08)プッシュアップ


入園の時からまるまる一週間、
自分の部屋にこもりっきりだった拓治郎ではあったが、
そろそろふてくされるのに飽きてきた様子。
元来B型の彼は、一週間以上は落ち込めない性分なのだ。

「ううう・・・暇すぎる・・・・」

どうせもう入園してしまったのだから、ならば
開き直ってここでの生活をエンジョイすべきなのではないか?
そんな気にもなってきていた。

そういう気持ちで、あらためて部屋の中を見渡して見る。

「よく見ると、わりといいトコじゃんか・・・にはは・・・美和ちゃんのポスターでも貼るかな?」

なんだか急に、元気が出てきたようだ。
ふてくされて何もせずにいたせいもあって、そもそもエネルギーは有り余っている。

「お守り首にさげてるなんて、甲子園球児っぽくてイメージじゃあないが、せっかくアユがくれたんだ。やっとこかな・・・」
テーブルの上に置いてあった入園の日に孫のアユからもらったお守りを手にとり、首からかけてシャツの中に入れた。
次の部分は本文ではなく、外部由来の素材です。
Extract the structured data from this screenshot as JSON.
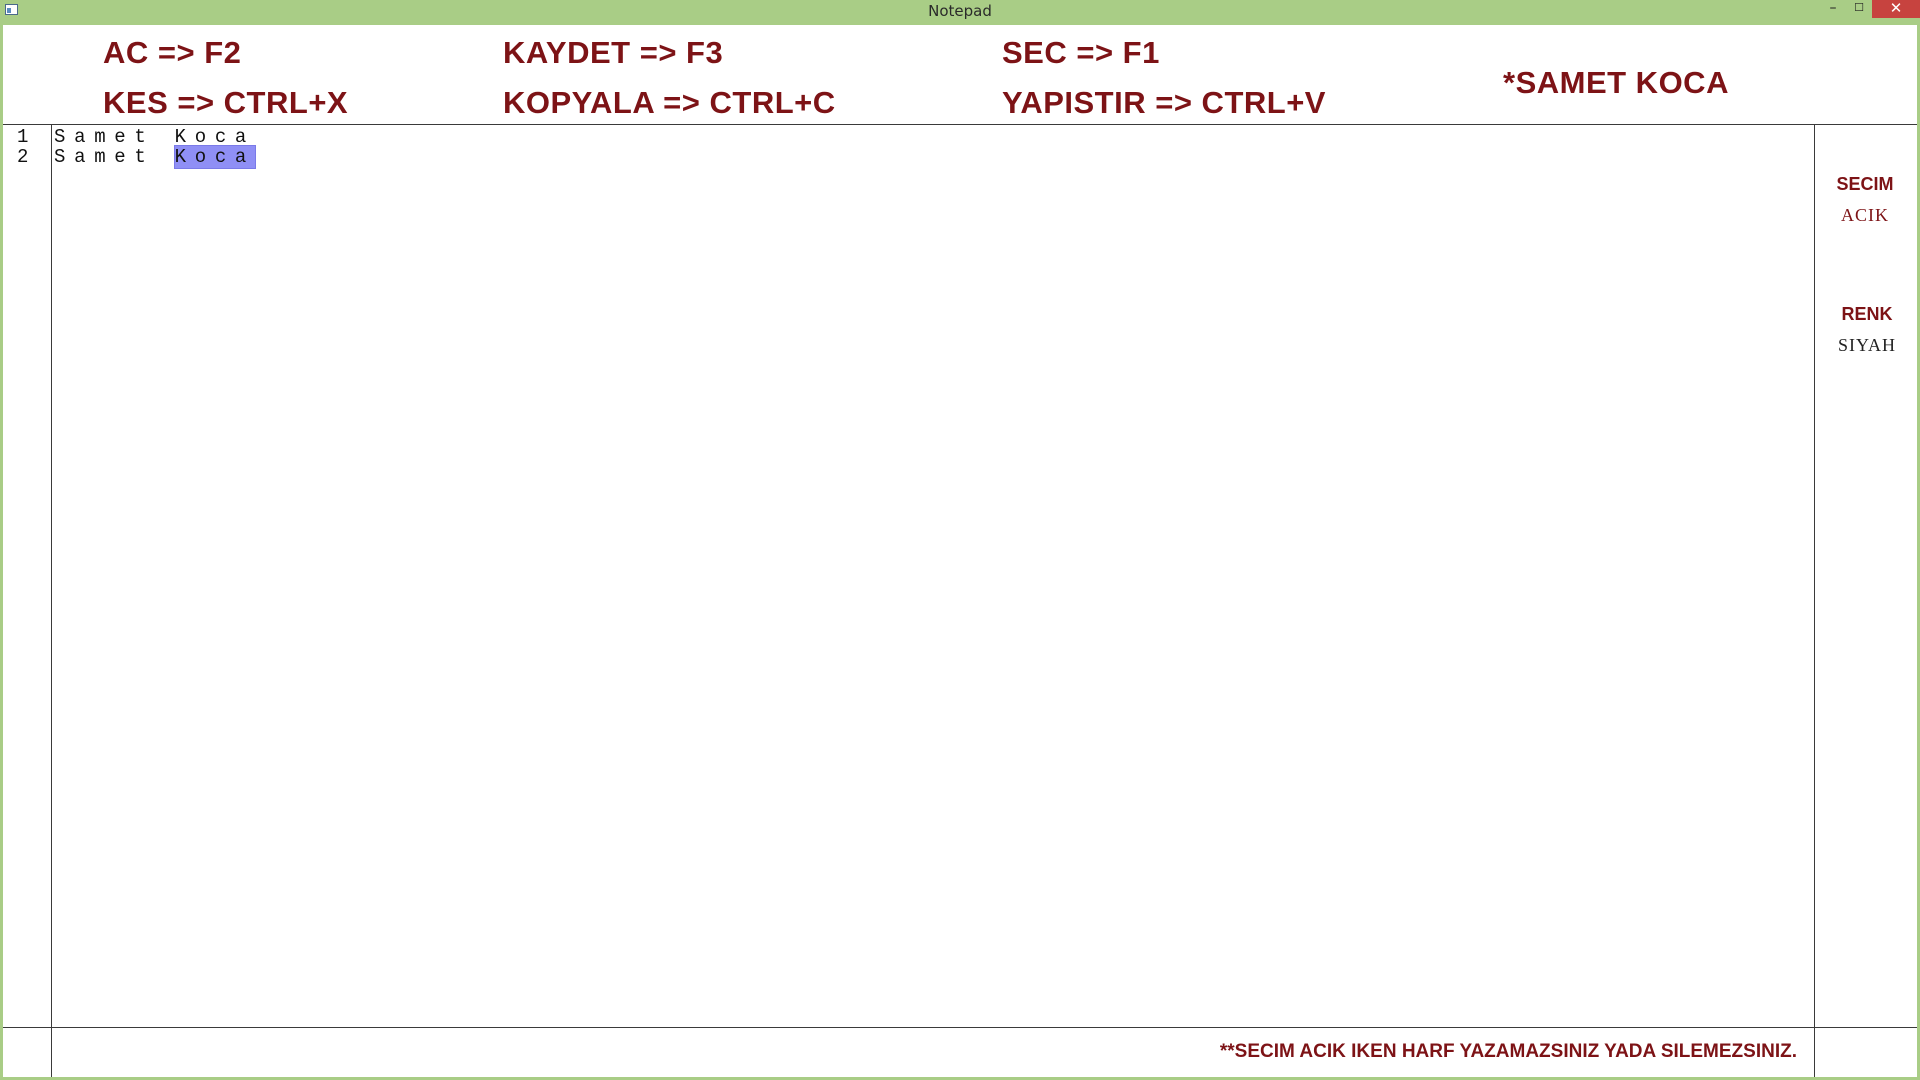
{
  "window": {
    "title": "Notepad",
    "minimize": "–",
    "maximize": "☐",
    "close": "✕"
  },
  "shortcuts": {
    "open": "AC => F2",
    "save": "KAYDET => F3",
    "select": "SEC => F1",
    "cut": "KES => CTRL+X",
    "copy": "KOPYALA => CTRL+C",
    "paste": "YAPISTIR => CTRL+V"
  },
  "author": "*SAMET KOCA",
  "editor": {
    "lines": [
      {
        "number": "1",
        "text": "Samet Koca",
        "selected": ""
      },
      {
        "number": "2",
        "text": "Samet ",
        "selected": "Koca"
      }
    ]
  },
  "sidebar": {
    "selection_label": "SECIM",
    "selection_value": "ACIK",
    "color_label": "RENK",
    "color_value": "SIYAH"
  },
  "footer": {
    "note": "**SECIM ACIK IKEN HARF YAZAMAZSINIZ YADA SILEMEZSINIZ."
  },
  "colors": {
    "accent": "#7d1316",
    "frame": "#a9cd86",
    "selection": "#8f8ff5",
    "close_button": "#c7433f"
  }
}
さて次はどうしたもんかと思ったその時、携帯が鳴った。
液晶の着信を見ると、金沢八景にある養老院、八景園にいるヤマケンこと山本健太郎からだ。

「おお ケンちゃん どした?」
《おいおい。どうしたはないだろどうしたは。連絡ねえから心配して電話したのによお。園の生活はど〜だ?慣れたか?》
「ん?俺か?ん〜〜。今日までふてくされてたんで慣れるも慣れないもね〜わ。がはは」

ここで、諸君は不思議な事に気がついたと思う。
普段は年齢相応に高齢者らしくふるまってはいるが、
拓治郎は、昔からの不良仲間と会話する時は“おじい言葉”は使わない。
それは拓治郎だけでなく、なぜか仲間内ではみなそうだ。
ヤマケンは高校時代からのツレで、3ヶ月前にワルのうじゃうじゃいる八景園に入るやいなや全学年をシメ、
現在八景園のアタマをはっている武闘派の猛者(もさ)だ。

《そかそか。まぁ、た〜ちゃんの事だから、だいじょぶだとは思うけどな。あのさ、今日はちょこっと耳に入れときたい話があんだお》
「ん?なんだそりゃ?おいしい話か?」
《それがあんまいい話じゃねえんだけどさ・・・た〜ちゃん釜利谷園って知ってっか?》
「おお。ここの近所のホームだろ?たしかダンピのいる園だろ?それがどちた?」
《あいかわらずのん気だなぁ・・・先週、釜利谷が潰されたんだよ》
「ん?釜利谷が?潰された?ほえ?・・・意味わかんね〜よ」
《だからよお。先週、釜利谷園が明光園につぶされたんだよ》
「ん?もっかしてケンカの話か?」
《そうだそう。そゆこと。あのガラの悪い私立の男子園の明光だよ。
最近あすこは勢力拡大にやっきになってるからな。そこら辺の園をはじから潰しにかかってるみたいだぞ?
そろそろトミチョ〜(富岡長寿園)もやばいって噂聞いてな。た〜ちゃんの耳に入れとこと思ったんだよ》
「ふ〜ん。でもよ。釜利谷はダンピがいんじゃんか?なのに潰されたのか?あいつメッチャつおいぞ?」
《それがよお。ダンピは持病の痛風がひどくてな。ホントはもうケンカどこじゃなかったんだけど、
でも園ではいちおアタマはってんじゃんか。だから無理して明光のアタマの黒澤とタイマンはってよお・・・もうぼこぼこ》
「・・・・・」
《あすこはダンピで持ってたような園だからよお。もう完全に明光の傘下にされちまったみてえだ》
「・・・・・」
《とにかくた〜ちゃんとこも気〜つけれや。あいつらやり方がえげつないからよお。用心にこしたこたぁないぞ》
「・・・・わかった」
《もしなんかあったら連絡してな。かけつけっからよ。俺も明光の黒澤のジジイには借りがあんだよ》
「おお。さんきゅう。ところで、その黒澤ってえヤツはそんなにつおいのか?」
《た〜ちゃんほどじゃあないが、なんでも若い頃はK-1にも出てたらしい。190cmはある大ジジイだ。汚ね〜手も使うからとにかく気〜つけてな》
「ふ〜ん。そっか。ほいじゃな」

電話を切ったあと、なんじゃそれ?と、ちょこっと呆れた拓治郎ではあったが、
久々のケツがムズムズする感覚とでもいうか、血の騒ぎを実感していた。

「養老院っつうとこも、まんざら悪くないかも・・・がはは」

拓治郎は、床にほうり投げてあったスポーツバッグの中からプッシュアップバーを取り出し、
一週間ぶりの腕立て伏せを始めるのであった。